A new labelling project for manufacturers has been unveiled by Fairtrade International.
Under the Fairtrade Sourcing scheme, companies will be able to display the organisation's logo on products where a single ingredient meets its criteria.
Previous Fairtrade International rules have stipulated that all components of items carrying the badge must be purchased on Fairtrade terms.
Commenting on the programme, president of the Fairtrade Africa Cocoa Network Fortin Bley stated: “This is the breakthrough we have been looking for. The farmers I represent in Africa have been looking to sell more cocoa as Fairtrade for a long time."
The new labels differ from the original Fairtrade Mark, which is reserved for products that are wholly Fairtrade.
As part of the new commodity-based sourcing system, labels will have a white background and will feature details of the Fairtrade commodity used, with farmers in the Dominican Republic, Ghana, the Ivory Coast and Peru all benefiting from the scheme.
Products in the UK that are expected to feature the new labels in 2014 include items featuring Fairtrade cotton, while cocoa and sugar products are planned to be added to the scheme next year.

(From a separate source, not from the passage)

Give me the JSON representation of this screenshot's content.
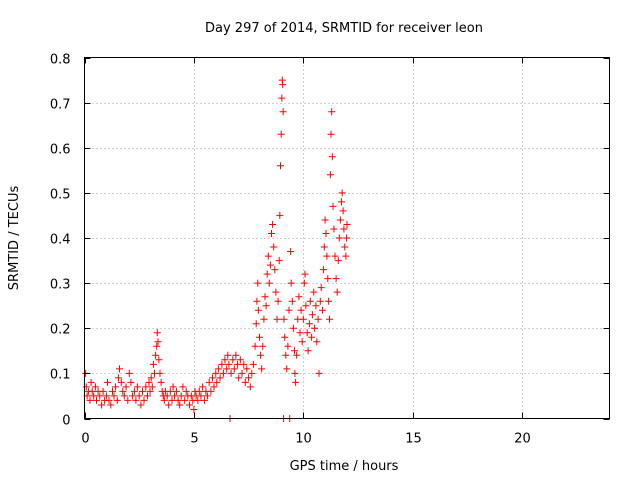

The new Fairtrade Sourcing Programs labelling is aimed at encouraging more manufacturers to incorporate Fairtrade ingredients, such as cotton, sugar and cocoa, in their products in order to boost sales worldwide of Fairtrade goods and generate bigger commitments to producers.
A total of nine companies globally have committed to the new approach to date, including retailers Co-op and Aeon, and manufacturer Mars, with many setting multi-year growth targets for using Fairtrade.
The initial pledges are expected to generate an extra $1.2 million for cocoa farmers by the end of 2014 and have been hailed as a "flying start" by Fairtrade International's chief executive Harriet Lamb.
British sales of Fairtrade products were up by 14 per cent year-on-year in 2013, reaching £1.78 billion, with the UK's Fairtrade Foundation recently celebrating Fairtrade Fortnight to mark 20 years since the first products carrying the label appeared in the country.
The UK-based body has launched a Make Bananas Fair campaign, with producers touring Britain to discuss the benefits of the labelling system, which helps to lift people out of poverty across the globe by ensuring farmers receive a fair price for their produce.